Entro fine anno partiranno, invece, i lavori di realizzazione dell’ecovillaggio “La Corte del Vento”, che sorgerà in località San Rocco del Tretto, a Schio (VI), per volontà di un gruppo di cittadini costituitosi nell’Associazione Culturale San Rocco Community. Il progetto prevede la costruzione di 3 edifici privati e uno destinato a spazi comuni. «Questa è solo la prima fase – sottolinea Enrico Rilievo, tra i promotori del progetto e futuro residente – perché l’area è molto grande e in futuro prevediamo la possibilità di realizzare altri edifici a spazi comuni o adibiti a esperienze di vero e proprio cohousing, cioè di convivenza molto più stretta. I principi che ci hanno ispirato e che ci uniscono sono il desidero di ritornare il più possibile a contatto con la natura, il rispetto e la tutela del pianeta che ci ospita e la riscoperta di relazioni autentiche e di valori perduti, quali solidarietà, compassione, aiuto reciproco».
A Villorba (TV) sta per essere inaugurato l’ecoquartiere “Quattro Passi”, nato grazie alla collaborazione tra la Cooperativa Pace e Sviluppo e lo studio di architettura TAMassociati: un piccolo borgo, esclusivamente ciclopedonale ed ecosostenbile, composto da 8 unità abitative e una “casa comune”. «È un progetto improntato su criteri di efficienza energetica e di bioedilizia – racconta Federica Massolin, referente della Cooperativa Pace e Sviluppo e cohouser – e una delle caratteristiche peculiari è il verde indiviso, con un giardino centrale che è anche punto di incontro e di confronto tra i residenti.
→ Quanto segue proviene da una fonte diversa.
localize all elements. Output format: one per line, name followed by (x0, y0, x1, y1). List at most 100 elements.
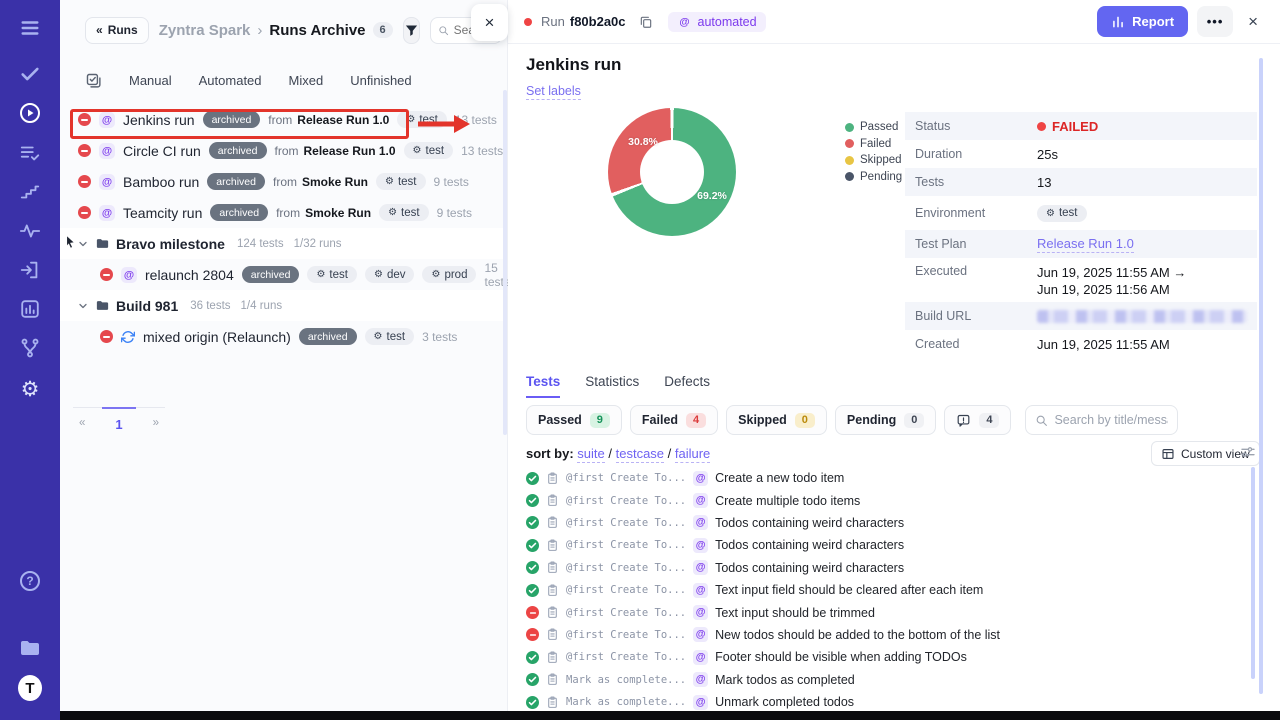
test-title[interactable]: Create multiple todo items (715, 494, 860, 508)
report-button[interactable]: Report (1097, 6, 1188, 37)
test-title[interactable]: Todos containing weird characters (715, 561, 904, 575)
tab-tests[interactable]: Tests (526, 374, 560, 398)
filter-pending-button[interactable]: Pending0 (835, 405, 936, 435)
test-title[interactable]: Unmark completed todos (715, 695, 854, 709)
breadcrumb-project[interactable]: Zyntra Spark (159, 22, 251, 39)
redacted-build-url[interactable] (1037, 310, 1247, 323)
pagination-next[interactable]: » (153, 417, 159, 432)
close-detail-button[interactable]: × (1242, 12, 1264, 32)
env-tag[interactable]: ⚙test (376, 173, 426, 190)
popover-close-button[interactable]: × (471, 4, 508, 41)
sort-link-suite[interactable]: suite (577, 446, 604, 463)
env-tag[interactable]: ⚙test (404, 142, 454, 159)
test-title[interactable]: Create a new todo item (715, 471, 844, 485)
run-type-tab-mixed[interactable]: Mixed (289, 73, 324, 88)
test-row[interactable]: Mark as complete...@Unmark completed tod… (526, 691, 1246, 713)
env-tag[interactable]: ⚙test (1037, 205, 1087, 222)
test-title[interactable]: Todos containing weird characters (715, 538, 904, 552)
run-name[interactable]: Circle CI run (123, 143, 201, 159)
run-row[interactable]: @Jenkins runarchivedfromRelease Run 1.0⚙… (60, 104, 505, 135)
test-row[interactable]: @first Create To...@Text input should be… (526, 601, 1246, 623)
run-type-tab-unfinished[interactable]: Unfinished (350, 73, 411, 88)
test-row[interactable]: @first Create To...@Create multiple todo… (526, 489, 1246, 511)
pagination-prev[interactable]: « (79, 417, 85, 432)
folder-row[interactable]: Build 98136 tests1/4 runs (60, 290, 505, 321)
tests-search-box[interactable] (1025, 405, 1178, 435)
select-all-icon[interactable] (85, 72, 102, 89)
sort-link-failure[interactable]: failure (675, 446, 710, 463)
filter-skipped-button[interactable]: Skipped0 (726, 405, 827, 435)
folder-row[interactable]: Bravo milestone124 tests1/32 runs (60, 228, 505, 259)
env-tag[interactable]: ⚙prod (422, 266, 476, 283)
run-type-tab-manual[interactable]: Manual (129, 73, 172, 88)
sort-link-testcase[interactable]: testcase (616, 446, 664, 463)
test-title[interactable]: Todos containing weird characters (715, 516, 904, 530)
run-row[interactable]: @Teamcity runarchivedfromSmoke Run⚙test9… (60, 197, 505, 228)
test-row[interactable]: @first Create To...@Todos containing wei… (526, 534, 1246, 556)
filter-failed-button[interactable]: Failed4 (630, 405, 718, 435)
test-row[interactable]: @first Create To...@Footer should be vis… (526, 646, 1246, 668)
env-tag[interactable]: ⚙test (379, 204, 429, 221)
test-row[interactable]: @first Create To...@New todos should be … (526, 624, 1246, 646)
back-to-runs-button[interactable]: «Runs (85, 17, 149, 44)
filter-button[interactable] (403, 17, 420, 44)
chevron-down-icon[interactable] (77, 300, 89, 312)
test-row[interactable]: @first Create To...@Todos containing wei… (526, 512, 1246, 534)
view-settings-sliders-icon[interactable] (1240, 444, 1256, 460)
test-title[interactable]: Text input field should be cleared after… (715, 583, 983, 597)
env-tag[interactable]: ⚙test (307, 266, 357, 283)
folder-name[interactable]: Build 981 (116, 298, 178, 314)
pagination-page-1[interactable]: 1 (115, 417, 122, 432)
detail-panel-scrollbar[interactable] (1259, 58, 1263, 694)
env-tag[interactable]: ⚙test (365, 328, 415, 345)
tests-nav-icon[interactable] (18, 62, 42, 86)
results-nav-icon[interactable] (18, 141, 42, 165)
folder-name[interactable]: Bravo milestone (116, 236, 225, 252)
test-row[interactable]: @first Create To...@Text input field sho… (526, 579, 1246, 601)
tab-statistics[interactable]: Statistics (585, 374, 639, 398)
settings-gear-icon[interactable]: ⚙ (18, 377, 42, 401)
run-row[interactable]: mixed origin (Relaunch)archived⚙test3 te… (60, 321, 505, 352)
test-title[interactable]: Footer should be visible when adding TOD… (715, 650, 967, 664)
help-icon[interactable]: ? (18, 569, 42, 593)
automated-badge[interactable]: @automated (668, 12, 766, 32)
activity-nav-icon[interactable] (18, 219, 42, 243)
app-logo[interactable]: T (18, 676, 42, 700)
run-name[interactable]: mixed origin (Relaunch) (143, 329, 291, 345)
test-title[interactable]: Mark todos as completed (715, 673, 855, 687)
test-title[interactable]: Text input should be trimmed (715, 606, 875, 620)
set-labels-link[interactable]: Set labels (526, 84, 581, 100)
copy-run-id-icon[interactable] (639, 15, 653, 29)
run-name[interactable]: relaunch 2804 (145, 267, 234, 283)
import-nav-icon[interactable] (18, 258, 42, 282)
projects-folder-icon[interactable] (18, 636, 42, 660)
more-options-button[interactable]: ••• (1197, 6, 1233, 37)
run-row[interactable]: @Bamboo runarchivedfromSmoke Run⚙test9 t… (60, 166, 505, 197)
test-title[interactable]: New todos should be added to the bottom … (715, 628, 1000, 642)
tests-search-input[interactable] (1054, 413, 1168, 427)
runs-nav-icon[interactable] (18, 101, 42, 125)
env-tag[interactable]: ⚙dev (365, 266, 415, 283)
test-row[interactable]: @first Create To...@Create a new todo it… (526, 467, 1246, 489)
test-plan-link[interactable]: Release Run 1.0 (1037, 236, 1134, 253)
chevron-down-icon[interactable] (77, 238, 89, 250)
run-row[interactable]: @relaunch 2804archived⚙test⚙dev⚙prod15 t… (60, 259, 505, 290)
run-name[interactable]: Bamboo run (123, 174, 199, 190)
tab-defects[interactable]: Defects (664, 374, 710, 398)
steps-nav-icon[interactable] (18, 180, 42, 204)
passed-status-icon (526, 516, 539, 529)
run-name[interactable]: Jenkins run (123, 112, 195, 128)
test-row[interactable]: @first Create To...@Todos containing wei… (526, 557, 1246, 579)
tests-list-scrollbar[interactable] (1251, 467, 1255, 679)
run-type-tab-automated[interactable]: Automated (199, 73, 262, 88)
menu-icon[interactable] (18, 16, 42, 40)
analytics-nav-icon[interactable] (18, 297, 42, 321)
run-row[interactable]: @Circle CI runarchivedfromRelease Run 1.… (60, 135, 505, 166)
env-tag[interactable]: ⚙test (397, 111, 447, 128)
test-row[interactable]: Mark as complete...@Mark todos as comple… (526, 669, 1246, 691)
filter-passed-button[interactable]: Passed9 (526, 405, 622, 435)
left-panel-scrollbar[interactable] (503, 90, 507, 435)
branches-nav-icon[interactable] (18, 336, 42, 360)
run-name[interactable]: Teamcity run (123, 205, 202, 221)
comments-filter-button[interactable]: 4 (944, 405, 1011, 435)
Abbiamo scelto questo modo di abitare, che consiste in una sorta di vicinato solidale, proprio per condividere alcuni spazi e parte della quotidianità con vicini di casa, persone con le quali costruire un rapporto autentico e non estranei che semplicemente abitano vicino a noi, come spesso capita nei condomini tradizionali».
Tanti progetti, un’unica idea alla base del successo di questo fenomeno: la possibilità di decidere come e con chi abitare, condividendo parte della vita quotidiana, ma senza rinunciare alla propria indipendenza.